题  目: An iteratively reweigthed second-order method for nonconvex regularization

主讲人: 王浩 副教授

单  位: 上海科技大学

时  间: 3月16日10：30-12：30

地  点: 数学院106研讨室（线上：腾讯会议 424135280）

摘  要： This paper considers a class of nonconvex sparsity-promoting regularization problems with a twice continuously differentiable loss function. We present a second-order algorithm to solve this class of nonconvex and nonsmooth problems. Most existing algorithms are first-order methods, and a hybrid of the proximal gradient method and subspace regularized Newton method was proposed for $\ell_p$ regularization until recently.
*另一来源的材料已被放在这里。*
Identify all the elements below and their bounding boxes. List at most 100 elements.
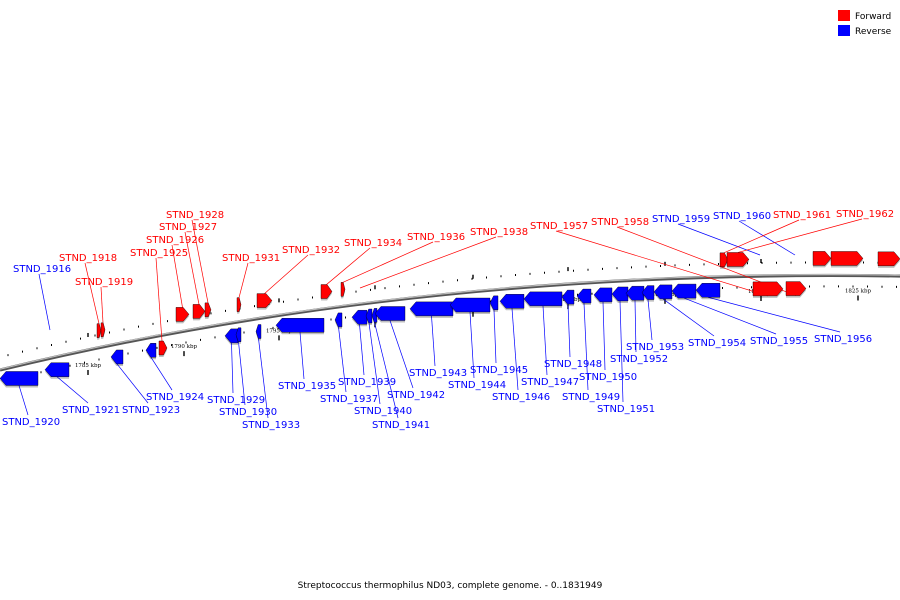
gene-label[interactable]: STND_1945 xyxy=(470,365,528,376)
gene-arrow-stnd-1933[interactable] xyxy=(255,324,262,341)
gene-arrow-stnd-1958[interactable] xyxy=(785,281,807,298)
gene-label[interactable]: STND_1940 xyxy=(354,406,412,417)
gene-arrow-stnd-1926[interactable] xyxy=(175,307,190,324)
gene-arrow-stnd-1924[interactable] xyxy=(145,343,157,360)
gene-label[interactable]: STND_1920 xyxy=(2,417,60,428)
gene-label[interactable]: STND_1923 xyxy=(122,405,180,416)
gene-label[interactable]: STND_1927 xyxy=(159,222,217,233)
gene-label[interactable]: STND_1957 xyxy=(530,221,588,232)
gene-arrow-stnd-1946[interactable] xyxy=(499,294,525,311)
gene-label[interactable]: STND_1919 xyxy=(75,277,133,288)
gene-arrow-stnd-1921[interactable] xyxy=(44,362,70,379)
gene-label[interactable]: STND_1926 xyxy=(146,235,204,246)
gene-arrow-stnd-1932[interactable] xyxy=(256,293,273,310)
gene-arrow-stnd-1942[interactable] xyxy=(374,306,406,323)
gene-label[interactable]: STND_1934 xyxy=(344,238,402,249)
gene-arrow-stnd-1927[interactable] xyxy=(192,304,206,321)
gene-label[interactable]: STND_1936 xyxy=(407,232,465,243)
gene-label[interactable]: STND_1942 xyxy=(387,390,445,401)
gene-arrow-stnd-1943[interactable] xyxy=(409,301,454,318)
gene-arrow-stnd-1923[interactable] xyxy=(110,349,124,366)
gene-label[interactable]: STND_1955 xyxy=(750,336,808,347)
gene-label[interactable]: STND_1962 xyxy=(836,209,894,220)
gene-arrow-stnd-1939[interactable] xyxy=(351,310,368,327)
gene-arrow-stnd-1957[interactable] xyxy=(752,281,784,298)
gene-arrow-stnd-1925[interactable] xyxy=(158,340,168,357)
gene-label[interactable]: STND_1946 xyxy=(492,392,550,403)
legend: Forward Reverse xyxy=(838,10,892,37)
gene-label[interactable]: STND_1924 xyxy=(146,392,204,403)
gene-label[interactable]: STND_1951 xyxy=(597,404,655,415)
gene-arrow-stnd-1952[interactable] xyxy=(625,285,645,303)
gene-arrow-stnd-1929[interactable] xyxy=(224,328,239,345)
gene-arrow-stnd-1956[interactable] xyxy=(695,283,721,300)
gene-arrow-stnd-1954[interactable] xyxy=(653,284,673,301)
gene-arrow-stnd-1941[interactable] xyxy=(371,308,378,325)
gene-arrow-unlabeled-47[interactable] xyxy=(877,251,900,268)
genome-backbone xyxy=(0,273,900,372)
gene-arrow-stnd-1962[interactable] xyxy=(726,252,750,269)
gene-arrow-stnd-1945[interactable] xyxy=(489,295,499,312)
gene-label[interactable]: STND_1930 xyxy=(219,407,277,418)
gene-arrow-stnd-1936[interactable] xyxy=(340,282,346,299)
gene-label[interactable]: STND_1953 xyxy=(626,342,684,353)
gene-arrow-stnd-1955[interactable] xyxy=(671,283,697,301)
gene-arrow-stnd-1934[interactable] xyxy=(320,284,333,301)
gene-label[interactable]: STND_1932 xyxy=(282,245,340,256)
gene-arrow-stnd-1961[interactable] xyxy=(719,252,729,269)
gene-arrow-stnd-1953[interactable] xyxy=(641,285,655,302)
gene-label[interactable]: STND_1948 xyxy=(544,359,602,370)
gene-label[interactable]: STND_1929 xyxy=(207,395,265,406)
leader-line xyxy=(84,262,100,324)
gene-label[interactable]: STND_1949 xyxy=(562,392,620,403)
gene-label[interactable]: STND_1944 xyxy=(448,380,506,391)
leader-line xyxy=(116,363,149,404)
gene-arrow-stnd-1935[interactable] xyxy=(275,318,325,335)
gene-arrow-stnd-1947[interactable] xyxy=(523,291,563,308)
gene-arrow-stnd-1937[interactable] xyxy=(334,312,343,329)
gene-arrow-unlabeled-46[interactable] xyxy=(830,251,864,268)
gene-label[interactable]: STND_1961 xyxy=(773,210,831,221)
leader-line xyxy=(231,342,234,394)
gene-arrow-stnd-1918[interactable] xyxy=(96,323,102,340)
gene-label[interactable]: STND_1916 xyxy=(13,264,71,275)
leader-line xyxy=(238,341,246,406)
leader-line xyxy=(647,299,653,341)
gene-arrow-stnd-1951[interactable] xyxy=(611,286,629,303)
gene-arrow-stnd-1948[interactable] xyxy=(561,289,575,307)
tick-label: 1790 kbp xyxy=(171,344,198,350)
gene-label[interactable]: STND_1954 xyxy=(688,338,746,349)
leader-line xyxy=(662,298,715,337)
gene-label[interactable]: STND_1928 xyxy=(166,210,224,221)
gene-label[interactable]: STND_1939 xyxy=(338,377,396,388)
gene-arrow-stnd-1920[interactable] xyxy=(0,371,39,388)
gene-label[interactable]: STND_1921 xyxy=(62,405,120,416)
gene-label[interactable]: STND_1925 xyxy=(130,248,188,259)
gene-arrow-stnd-1949[interactable] xyxy=(576,288,592,306)
gene-arrow-stnd-1940[interactable] xyxy=(365,308,373,326)
gene-label[interactable]: STND_1960 xyxy=(713,211,771,222)
gene-label[interactable]: STND_1938 xyxy=(470,227,528,238)
gene-label[interactable]: STND_1935 xyxy=(278,381,336,392)
gene-label[interactable]: STND_1952 xyxy=(610,354,668,365)
gene-arrow-stnd-1928[interactable] xyxy=(204,302,212,319)
gene-arrow-stnd-1944[interactable] xyxy=(449,297,491,315)
gene-label[interactable]: STND_1958 xyxy=(591,217,649,228)
leader-line xyxy=(184,231,200,305)
gene-arrow-stnd-1930[interactable] xyxy=(235,327,242,344)
gene-label[interactable]: STND_1950 xyxy=(579,372,637,383)
gene-label[interactable]: STND_1959 xyxy=(652,214,710,225)
gene-label[interactable]: STND_1947 xyxy=(521,377,579,388)
gene-arrow-stnd-1919[interactable] xyxy=(100,322,106,339)
gene-label[interactable]: STND_1956 xyxy=(814,334,872,345)
gene-label[interactable]: STND_1941 xyxy=(372,420,430,431)
gene-arrow-unlabeled-45[interactable] xyxy=(812,251,832,268)
gene-label[interactable]: STND_1933 xyxy=(242,420,300,431)
gene-label[interactable]: STND_1937 xyxy=(320,394,378,405)
gene-arrow-stnd-1931[interactable] xyxy=(236,297,242,314)
gene-arrow-stnd-1950[interactable] xyxy=(593,287,613,304)
gene-label[interactable]: STND_1931 xyxy=(222,253,280,264)
gene-label[interactable]: STND_1918 xyxy=(59,253,117,264)
gene-label[interactable]: STND_1943 xyxy=(409,368,467,379)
Our new method is also a hybrid method with main features including: (i) our method is based on the iteratively reweighted method with the regularization term being iteratively approximated by a weighted $\ell_1$ regularization term, so that it can be applied to various nonconvex regularization problems. (ii) Our method alternatively solves the $\ell_1$ approximation by a soft-thresholding step and the subspace approximate Newton step. (iii) The iterates generated by our algorithm have unchanged sign values, and the nonzero components are bounded away from 0 for sufficiently large iterations, and the algorithm eventually reverts to a perturbed Newton method. (iv) We prove global convergence and a local quadratic convergence rate under loose assumptions for our method and demonstrate its efficiency on a large set of model prediction problems.

简  介： 王浩博士，上海市青年东方学者。现任上海科技大学信息科学与技术学院副教授，于2015年5月在美国Lehigh大学工业工程系获得博士学位，并于2010年和2007年在北京航空航天大学数学与应用数学系分别获得理学硕士和学士学位。当前研究领域主要为非线性优化、非凸正则化问题等问题和算法。主要成果在SIAM Journal on Optimization，Journal of Machine Learning Research， IEEE on Computers等刊物上发表。